Partai Gerindra dan PKS adalah partai pengusung Anies-Sandi pada Pilkada DKI Jakarta 2017.
"Pertemuan itu menciderai Prabowo sendiri," kata Ketua Asosiasi Fakultas Ekonomi dan Bisnis Perguruan Tinggi Muhammadiyah (AFEB PTM) Dr. Mukhaer Pakkanna kepada redaksi, Senin (24/10).

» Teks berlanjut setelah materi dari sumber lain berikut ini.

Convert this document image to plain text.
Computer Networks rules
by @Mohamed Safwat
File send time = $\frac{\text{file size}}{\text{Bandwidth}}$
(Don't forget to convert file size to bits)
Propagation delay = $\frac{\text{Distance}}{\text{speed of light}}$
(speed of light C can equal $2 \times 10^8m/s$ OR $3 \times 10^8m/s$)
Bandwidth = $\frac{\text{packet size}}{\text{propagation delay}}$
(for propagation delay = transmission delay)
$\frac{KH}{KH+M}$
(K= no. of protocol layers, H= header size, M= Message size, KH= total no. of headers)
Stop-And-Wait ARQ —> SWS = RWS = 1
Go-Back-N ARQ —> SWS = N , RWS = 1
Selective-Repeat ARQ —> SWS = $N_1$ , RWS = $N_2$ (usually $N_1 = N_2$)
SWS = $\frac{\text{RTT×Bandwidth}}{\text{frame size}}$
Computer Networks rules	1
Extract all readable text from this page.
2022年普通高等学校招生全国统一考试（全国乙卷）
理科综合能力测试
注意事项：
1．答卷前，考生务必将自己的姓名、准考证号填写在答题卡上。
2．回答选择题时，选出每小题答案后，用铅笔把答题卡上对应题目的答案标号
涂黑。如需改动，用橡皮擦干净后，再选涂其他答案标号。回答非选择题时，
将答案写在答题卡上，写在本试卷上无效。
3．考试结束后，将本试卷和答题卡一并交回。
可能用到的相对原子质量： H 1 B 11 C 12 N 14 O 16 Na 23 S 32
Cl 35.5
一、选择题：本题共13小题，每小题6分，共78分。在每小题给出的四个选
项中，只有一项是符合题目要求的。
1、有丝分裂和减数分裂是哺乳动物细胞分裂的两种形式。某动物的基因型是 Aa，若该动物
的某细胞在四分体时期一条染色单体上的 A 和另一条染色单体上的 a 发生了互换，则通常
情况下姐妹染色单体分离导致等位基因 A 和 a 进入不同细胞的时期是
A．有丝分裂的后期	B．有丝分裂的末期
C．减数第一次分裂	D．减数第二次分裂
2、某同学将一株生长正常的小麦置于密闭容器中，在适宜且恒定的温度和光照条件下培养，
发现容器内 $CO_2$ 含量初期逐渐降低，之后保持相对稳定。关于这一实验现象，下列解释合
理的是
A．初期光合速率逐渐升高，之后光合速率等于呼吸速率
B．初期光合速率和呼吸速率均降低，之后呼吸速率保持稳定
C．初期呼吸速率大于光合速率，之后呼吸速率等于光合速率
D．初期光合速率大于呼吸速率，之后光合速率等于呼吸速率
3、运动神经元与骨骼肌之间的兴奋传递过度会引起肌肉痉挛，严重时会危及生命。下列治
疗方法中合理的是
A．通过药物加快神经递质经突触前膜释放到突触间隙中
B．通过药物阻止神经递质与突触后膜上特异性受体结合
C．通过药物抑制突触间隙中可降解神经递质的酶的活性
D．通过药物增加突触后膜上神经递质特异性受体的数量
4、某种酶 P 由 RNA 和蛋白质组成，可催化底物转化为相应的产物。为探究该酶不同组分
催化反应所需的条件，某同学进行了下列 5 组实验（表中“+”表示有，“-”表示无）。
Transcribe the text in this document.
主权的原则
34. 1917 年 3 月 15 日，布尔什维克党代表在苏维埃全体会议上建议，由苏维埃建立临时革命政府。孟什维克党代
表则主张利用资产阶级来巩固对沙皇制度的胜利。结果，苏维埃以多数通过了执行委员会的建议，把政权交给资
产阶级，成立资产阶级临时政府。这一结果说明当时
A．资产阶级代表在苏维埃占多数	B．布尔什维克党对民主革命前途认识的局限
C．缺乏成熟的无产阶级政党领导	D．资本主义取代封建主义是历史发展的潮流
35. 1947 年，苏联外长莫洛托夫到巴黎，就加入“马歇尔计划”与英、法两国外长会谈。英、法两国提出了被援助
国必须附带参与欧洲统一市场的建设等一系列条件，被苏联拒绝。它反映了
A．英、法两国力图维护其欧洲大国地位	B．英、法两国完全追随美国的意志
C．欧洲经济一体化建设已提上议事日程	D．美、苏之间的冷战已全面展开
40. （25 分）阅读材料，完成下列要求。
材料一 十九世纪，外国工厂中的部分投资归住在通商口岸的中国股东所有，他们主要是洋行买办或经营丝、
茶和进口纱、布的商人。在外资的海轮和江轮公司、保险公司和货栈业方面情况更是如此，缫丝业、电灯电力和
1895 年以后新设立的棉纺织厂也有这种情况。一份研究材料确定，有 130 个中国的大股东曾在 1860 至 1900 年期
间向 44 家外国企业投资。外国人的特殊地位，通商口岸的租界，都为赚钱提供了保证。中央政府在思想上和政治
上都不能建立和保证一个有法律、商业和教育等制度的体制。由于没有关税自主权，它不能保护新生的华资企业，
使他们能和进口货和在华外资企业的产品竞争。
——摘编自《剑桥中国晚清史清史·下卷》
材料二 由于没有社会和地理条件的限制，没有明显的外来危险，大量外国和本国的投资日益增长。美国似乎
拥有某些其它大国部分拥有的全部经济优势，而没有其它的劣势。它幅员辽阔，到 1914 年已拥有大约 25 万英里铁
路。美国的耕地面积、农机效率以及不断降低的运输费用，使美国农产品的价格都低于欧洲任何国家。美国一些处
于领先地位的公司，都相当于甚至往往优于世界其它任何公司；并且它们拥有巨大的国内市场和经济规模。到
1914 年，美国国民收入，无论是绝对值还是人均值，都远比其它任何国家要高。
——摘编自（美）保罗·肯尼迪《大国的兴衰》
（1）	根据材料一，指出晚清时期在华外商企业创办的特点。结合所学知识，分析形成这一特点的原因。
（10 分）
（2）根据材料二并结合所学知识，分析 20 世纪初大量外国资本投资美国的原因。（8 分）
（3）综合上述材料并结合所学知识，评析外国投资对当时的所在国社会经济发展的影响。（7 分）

Jelas Mukhaer, Prabowo tidak tepat menerima para pengembang pulau reklamasi di tengah sikap dan janji Anies-Sandi yang akan menghentikan mega proyek tersebut.
Harusnya lanjut dia, Prabowo tidak melakukan blunder politik yang bisa menguras elektabilitasnya jelang Pilpres 2019.
"Mengambil hati rakyat saja, selesai. Dengan menerima pengembang, publik beranggapan apa bedanya Prabowo dengan Luhut?" ujar Mukhaer.
Untuk itu, wakil ketua MEK PP Muhammadiyah ini meminta Prabowo dan Gerindra harus menyampaikan kepada publik apa isi dari pertemuan tersebut.
"Ayo, buka saja semua, jangan ada yang diumpetin," tukas Mukhaer.